By Caitlin Ostroff and Parmy Olson
The U.S. urged Switzerland to ensure its regulations governing cryptocurrencies are strong enough to prevent abuse, as the European banking hub prepares to host Libra, a digital currency proposed by Facebook Inc.
The U.S. Treasury, along with other government officials and central bank officials, have raised questions about the Libra currency, which Facebook proposed earlier this year as part of a digital-payments system it plans to base partly in Geneva, and take mainstream to its more than two billion users.
U.S. and Swiss officials met Tuesday in Bern, Switzerland, to discuss regulations that would apply to Libra, and cryptocurrencies more broadly, to prevent the use of such digital cash for money laundering and other illicit purposes.
Sigal Mandelker, undersecretary of the Treasury for terrorism and financial intelligence, briefed reporters Tuesday after meeting with Swiss government officials. She said they discussed the need for making sure that Swiss regulations are strong enough to ensure that such digital currencies don't lure bad actors.
Long famous for its bank-secrecy laws, Switzerland has increasingly embraced global norms of financial transparency, and it has also recently promoted itself as a hub for financial technology and innovation. Ms. Mandelker said because of that push, "it's incumbent...to take these particular concerns [up] at the highest level."
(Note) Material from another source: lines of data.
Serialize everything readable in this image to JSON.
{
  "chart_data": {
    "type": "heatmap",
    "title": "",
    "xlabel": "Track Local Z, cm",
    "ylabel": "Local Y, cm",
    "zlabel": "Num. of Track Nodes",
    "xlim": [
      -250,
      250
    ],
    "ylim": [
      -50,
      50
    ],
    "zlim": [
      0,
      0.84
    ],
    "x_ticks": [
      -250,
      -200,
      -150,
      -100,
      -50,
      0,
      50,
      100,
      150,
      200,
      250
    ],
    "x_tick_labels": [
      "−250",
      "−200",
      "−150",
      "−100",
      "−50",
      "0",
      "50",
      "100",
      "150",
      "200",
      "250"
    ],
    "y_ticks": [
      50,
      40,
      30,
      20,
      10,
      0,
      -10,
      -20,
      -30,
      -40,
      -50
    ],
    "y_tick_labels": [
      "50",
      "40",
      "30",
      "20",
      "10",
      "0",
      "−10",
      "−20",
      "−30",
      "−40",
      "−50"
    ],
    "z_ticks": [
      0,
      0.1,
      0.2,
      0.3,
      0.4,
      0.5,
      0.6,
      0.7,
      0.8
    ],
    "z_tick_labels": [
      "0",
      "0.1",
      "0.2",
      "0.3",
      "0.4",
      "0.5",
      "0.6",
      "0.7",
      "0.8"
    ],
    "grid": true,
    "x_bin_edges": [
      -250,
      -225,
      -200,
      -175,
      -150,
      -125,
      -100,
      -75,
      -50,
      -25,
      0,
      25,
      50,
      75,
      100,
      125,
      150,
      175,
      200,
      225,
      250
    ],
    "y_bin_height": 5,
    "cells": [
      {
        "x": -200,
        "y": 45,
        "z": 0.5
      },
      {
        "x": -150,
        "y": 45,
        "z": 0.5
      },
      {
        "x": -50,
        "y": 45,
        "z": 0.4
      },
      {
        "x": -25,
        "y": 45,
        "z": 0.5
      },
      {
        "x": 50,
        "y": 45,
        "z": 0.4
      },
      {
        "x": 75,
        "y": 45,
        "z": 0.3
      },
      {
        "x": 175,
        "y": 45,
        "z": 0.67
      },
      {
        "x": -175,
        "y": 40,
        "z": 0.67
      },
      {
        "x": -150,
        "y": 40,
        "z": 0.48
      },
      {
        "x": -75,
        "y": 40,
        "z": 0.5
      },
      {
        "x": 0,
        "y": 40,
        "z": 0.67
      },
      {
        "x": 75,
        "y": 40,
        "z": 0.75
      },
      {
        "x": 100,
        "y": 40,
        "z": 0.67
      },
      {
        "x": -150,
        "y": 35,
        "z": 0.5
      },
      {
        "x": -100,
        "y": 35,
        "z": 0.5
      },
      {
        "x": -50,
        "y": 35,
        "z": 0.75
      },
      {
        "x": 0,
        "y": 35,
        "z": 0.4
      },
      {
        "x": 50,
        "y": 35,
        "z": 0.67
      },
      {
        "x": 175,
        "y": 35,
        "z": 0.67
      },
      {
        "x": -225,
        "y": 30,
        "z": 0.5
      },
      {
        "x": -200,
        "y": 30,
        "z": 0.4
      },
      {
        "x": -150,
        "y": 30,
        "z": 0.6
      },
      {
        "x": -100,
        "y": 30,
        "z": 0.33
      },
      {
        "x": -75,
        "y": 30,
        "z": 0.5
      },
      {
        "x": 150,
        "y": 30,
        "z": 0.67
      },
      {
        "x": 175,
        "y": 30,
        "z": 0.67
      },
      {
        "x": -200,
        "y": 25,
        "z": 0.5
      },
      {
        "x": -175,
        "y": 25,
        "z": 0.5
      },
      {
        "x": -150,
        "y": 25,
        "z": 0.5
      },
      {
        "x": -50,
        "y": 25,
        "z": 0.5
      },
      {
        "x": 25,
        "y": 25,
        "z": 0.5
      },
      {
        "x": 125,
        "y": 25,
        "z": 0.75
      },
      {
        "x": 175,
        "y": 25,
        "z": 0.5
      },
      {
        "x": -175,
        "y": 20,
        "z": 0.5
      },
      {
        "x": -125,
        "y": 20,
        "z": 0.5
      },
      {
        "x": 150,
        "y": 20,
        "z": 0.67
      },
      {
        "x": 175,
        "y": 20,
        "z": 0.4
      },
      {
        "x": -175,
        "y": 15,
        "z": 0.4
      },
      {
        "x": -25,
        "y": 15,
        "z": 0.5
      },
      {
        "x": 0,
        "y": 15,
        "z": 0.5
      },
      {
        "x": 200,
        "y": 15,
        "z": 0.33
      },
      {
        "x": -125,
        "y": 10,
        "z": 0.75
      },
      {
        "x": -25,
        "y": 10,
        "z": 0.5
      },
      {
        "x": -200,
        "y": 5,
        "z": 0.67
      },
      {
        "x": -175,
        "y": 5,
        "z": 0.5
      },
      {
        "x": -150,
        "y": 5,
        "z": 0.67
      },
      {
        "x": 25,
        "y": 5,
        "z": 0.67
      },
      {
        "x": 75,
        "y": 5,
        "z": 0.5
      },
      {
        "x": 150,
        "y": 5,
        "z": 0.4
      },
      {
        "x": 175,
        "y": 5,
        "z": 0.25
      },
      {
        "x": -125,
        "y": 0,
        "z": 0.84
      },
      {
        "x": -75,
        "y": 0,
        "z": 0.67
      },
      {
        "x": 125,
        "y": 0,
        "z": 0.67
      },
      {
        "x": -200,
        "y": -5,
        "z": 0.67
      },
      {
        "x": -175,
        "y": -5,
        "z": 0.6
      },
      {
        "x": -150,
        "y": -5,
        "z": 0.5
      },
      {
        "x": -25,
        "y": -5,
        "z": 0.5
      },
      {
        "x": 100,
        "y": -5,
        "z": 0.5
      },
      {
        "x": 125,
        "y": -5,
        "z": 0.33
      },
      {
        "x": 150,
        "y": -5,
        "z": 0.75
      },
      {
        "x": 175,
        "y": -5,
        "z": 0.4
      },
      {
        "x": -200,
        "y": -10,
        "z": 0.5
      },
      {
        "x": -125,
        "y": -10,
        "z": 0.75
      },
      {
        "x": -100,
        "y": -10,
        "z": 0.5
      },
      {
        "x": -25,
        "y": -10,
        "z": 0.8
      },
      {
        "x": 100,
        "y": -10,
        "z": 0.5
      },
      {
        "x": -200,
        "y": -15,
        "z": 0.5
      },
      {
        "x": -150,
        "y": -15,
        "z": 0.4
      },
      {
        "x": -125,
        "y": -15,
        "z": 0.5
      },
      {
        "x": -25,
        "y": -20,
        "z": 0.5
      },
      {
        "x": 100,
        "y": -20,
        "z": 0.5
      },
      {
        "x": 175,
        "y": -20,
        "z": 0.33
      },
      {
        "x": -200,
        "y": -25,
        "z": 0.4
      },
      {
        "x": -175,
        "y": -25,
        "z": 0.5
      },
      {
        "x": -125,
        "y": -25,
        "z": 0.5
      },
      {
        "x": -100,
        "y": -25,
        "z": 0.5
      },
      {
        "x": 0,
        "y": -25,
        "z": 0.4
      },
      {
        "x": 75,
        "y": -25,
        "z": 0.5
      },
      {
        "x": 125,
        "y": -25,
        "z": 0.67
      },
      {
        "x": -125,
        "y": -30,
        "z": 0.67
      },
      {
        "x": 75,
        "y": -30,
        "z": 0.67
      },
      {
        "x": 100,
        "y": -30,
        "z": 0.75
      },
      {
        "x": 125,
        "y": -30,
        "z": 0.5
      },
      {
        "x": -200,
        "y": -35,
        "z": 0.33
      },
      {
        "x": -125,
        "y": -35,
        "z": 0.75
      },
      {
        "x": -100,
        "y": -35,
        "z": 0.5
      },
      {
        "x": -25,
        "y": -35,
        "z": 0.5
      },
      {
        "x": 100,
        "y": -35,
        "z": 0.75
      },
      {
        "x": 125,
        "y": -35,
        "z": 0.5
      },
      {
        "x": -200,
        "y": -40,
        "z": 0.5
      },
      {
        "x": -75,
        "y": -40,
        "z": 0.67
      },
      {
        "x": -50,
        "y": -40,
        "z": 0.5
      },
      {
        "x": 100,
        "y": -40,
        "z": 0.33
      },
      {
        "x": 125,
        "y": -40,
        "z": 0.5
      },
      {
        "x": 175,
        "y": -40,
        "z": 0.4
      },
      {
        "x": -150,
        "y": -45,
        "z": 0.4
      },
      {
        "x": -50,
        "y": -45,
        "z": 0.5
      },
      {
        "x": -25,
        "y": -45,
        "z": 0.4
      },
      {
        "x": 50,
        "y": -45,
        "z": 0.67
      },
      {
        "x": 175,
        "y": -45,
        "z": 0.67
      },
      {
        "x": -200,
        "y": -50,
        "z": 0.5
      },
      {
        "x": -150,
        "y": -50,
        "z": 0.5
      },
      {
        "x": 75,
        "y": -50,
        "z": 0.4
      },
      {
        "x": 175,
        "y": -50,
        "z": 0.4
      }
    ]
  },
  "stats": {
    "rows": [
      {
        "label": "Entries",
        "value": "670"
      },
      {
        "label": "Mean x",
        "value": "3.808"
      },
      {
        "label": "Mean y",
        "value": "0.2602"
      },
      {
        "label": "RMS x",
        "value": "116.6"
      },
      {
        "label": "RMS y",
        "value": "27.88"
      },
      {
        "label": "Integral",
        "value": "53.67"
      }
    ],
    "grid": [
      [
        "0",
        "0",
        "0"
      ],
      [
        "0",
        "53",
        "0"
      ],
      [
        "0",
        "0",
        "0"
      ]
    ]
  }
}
A spokesman for the Swiss Financial Market Supervisory Authority declined to comment on the talks with the U.S. It pointed to recent guidance by the agency on how it is combating money laundering that could be conducted through cryptocurrencies.
Facebook said in June that it was preparing a new cryptocurrency to eventually help facilitate all sorts of online payments. It has said the currency would be backed by hard assets, to protect against the sort of wild swings that bitcoin and others have suffered.
It created a subsidiary called Calibra that would distribute a digital-wallet app, as well as the not-for-profit Libra Association, based in Geneva, that would govern the system. Facebook chose to register the Libra Association in Switzerland because of that country's openness to blockchain technology and its long history of global neutrality and stability, Facebook has said.
In a statement, Facebook said it viewed engaging with regulators and policy makers as crucial to Libra's success. "The time between now and launch is designed to be an open, collaborative process. We will take the time to get this right," a company spokesperson said.
Ms. Mandelker said Facebook, as well as other cryptocurrency projects, would be held to the highest standards in the U.S. Treasury Secretary Steven Mnuchin has in the past raised concerns that Libra and other cryptocurrencies could pose a national security threat as a channel for bad actors to "fund their malign behavior."
Concerned about the risk that cryptocurrencies like Libra could pose in the hands of drug traffickers, terrorists and other bad actors that threaten national security, the U.S. Treasury has championed new standards. It was at the Treasury's initiative that the Financial Action Task Force, a secretive international body that monitors countries' efforts to fight terror financing and money-laundering, in June set new standards for cryptocurrencies. As a member of FATF, Switzerland committed to those new standards.
--Ian Talley contributed to this article.